According to the patent, a device such as the Apple Pencil would incorporate a passive component in the cap of the pencil designed to respond to specific acoustic frequencies. An iPhone, iPad, or Apple Watch would emit a sound specifically designed to trigger those acoustic resonators in the pencil, which would help the owner locate the missing stylus.

In its simplest form, this would only allow you to locate an Apple Pencil nearby, but it could still be helpful for those who frequently misplace their stylus under a stack of papers or set it down absent-mindedly in their home or office.

However, as with most patent applications, Apple outlines several other possibilities, including having a request to locate an Apple Pencil received by an iPhone, iPad, or Apple Watch over the internet and using the microphones on those devices to pick up the signal from the acoustic resonator.
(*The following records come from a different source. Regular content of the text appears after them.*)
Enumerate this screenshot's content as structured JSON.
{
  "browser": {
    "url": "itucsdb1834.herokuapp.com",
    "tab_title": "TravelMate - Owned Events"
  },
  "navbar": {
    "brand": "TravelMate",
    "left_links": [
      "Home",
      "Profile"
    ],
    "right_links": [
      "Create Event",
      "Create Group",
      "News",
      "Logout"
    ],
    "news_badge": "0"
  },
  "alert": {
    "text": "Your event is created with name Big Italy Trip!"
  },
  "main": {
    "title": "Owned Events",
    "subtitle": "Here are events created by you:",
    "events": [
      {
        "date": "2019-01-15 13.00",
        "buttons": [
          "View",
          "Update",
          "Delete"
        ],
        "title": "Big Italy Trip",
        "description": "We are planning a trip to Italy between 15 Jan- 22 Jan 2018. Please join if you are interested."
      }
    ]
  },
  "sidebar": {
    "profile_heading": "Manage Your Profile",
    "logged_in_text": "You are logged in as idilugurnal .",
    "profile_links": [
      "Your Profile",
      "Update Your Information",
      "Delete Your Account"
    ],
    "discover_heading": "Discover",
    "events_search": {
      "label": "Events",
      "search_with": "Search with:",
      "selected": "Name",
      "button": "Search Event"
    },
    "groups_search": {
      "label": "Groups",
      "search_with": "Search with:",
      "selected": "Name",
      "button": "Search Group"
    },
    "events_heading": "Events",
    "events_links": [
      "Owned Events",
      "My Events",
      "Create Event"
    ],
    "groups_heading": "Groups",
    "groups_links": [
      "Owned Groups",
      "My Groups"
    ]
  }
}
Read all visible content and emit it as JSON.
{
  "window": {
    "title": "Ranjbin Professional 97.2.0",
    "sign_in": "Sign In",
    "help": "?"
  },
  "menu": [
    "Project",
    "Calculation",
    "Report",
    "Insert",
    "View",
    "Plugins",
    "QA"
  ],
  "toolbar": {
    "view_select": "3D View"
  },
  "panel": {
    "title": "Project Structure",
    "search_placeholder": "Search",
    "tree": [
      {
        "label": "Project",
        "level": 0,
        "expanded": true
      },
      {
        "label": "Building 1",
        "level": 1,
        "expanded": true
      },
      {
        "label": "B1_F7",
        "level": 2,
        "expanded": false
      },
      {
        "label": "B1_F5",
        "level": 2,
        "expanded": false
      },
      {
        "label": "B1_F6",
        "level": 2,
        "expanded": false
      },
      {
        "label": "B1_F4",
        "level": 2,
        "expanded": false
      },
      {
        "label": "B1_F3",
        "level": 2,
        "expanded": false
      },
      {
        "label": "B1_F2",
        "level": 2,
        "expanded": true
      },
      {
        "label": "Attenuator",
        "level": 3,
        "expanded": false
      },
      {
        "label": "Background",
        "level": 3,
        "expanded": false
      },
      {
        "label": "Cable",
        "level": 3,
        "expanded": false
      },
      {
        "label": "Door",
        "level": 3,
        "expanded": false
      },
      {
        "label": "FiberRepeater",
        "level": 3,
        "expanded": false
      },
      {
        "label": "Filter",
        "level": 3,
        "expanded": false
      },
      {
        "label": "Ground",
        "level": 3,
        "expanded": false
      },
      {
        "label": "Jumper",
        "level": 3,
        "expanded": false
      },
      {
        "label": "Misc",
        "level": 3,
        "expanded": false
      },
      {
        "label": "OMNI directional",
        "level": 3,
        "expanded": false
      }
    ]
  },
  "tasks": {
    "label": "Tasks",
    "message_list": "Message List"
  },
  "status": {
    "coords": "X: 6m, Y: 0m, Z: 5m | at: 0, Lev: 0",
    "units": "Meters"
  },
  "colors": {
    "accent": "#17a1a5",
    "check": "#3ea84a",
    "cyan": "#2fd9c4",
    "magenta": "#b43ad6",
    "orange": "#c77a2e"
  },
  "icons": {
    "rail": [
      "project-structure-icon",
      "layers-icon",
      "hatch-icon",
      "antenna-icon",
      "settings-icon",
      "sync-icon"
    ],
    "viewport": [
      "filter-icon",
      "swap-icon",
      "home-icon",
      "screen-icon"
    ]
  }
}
Such an implementation could open the door to locating an Apple Pencil in close proximity to any other Apple devices owned by the seeker of the stylus or possibly even immediate family members in an iCloud Family Sharing group. However, it seems unlikely this would be as versatile as using Bluetooth LE as it’s hard to imagine Apple having every device on the globe emitting audio signals in search of lost Apple Pencils.

Of course, the usual caveats about Apple patent applications also apply here. Apple patents a great many things that never come to fruition, so while the company’s patent applications provide some fascinating insight into what its engineers are thinking, there’s no guarantee that we’ll ever see a Find My Apple Pencil feature, and even if we do, this may not be how it ultimately works.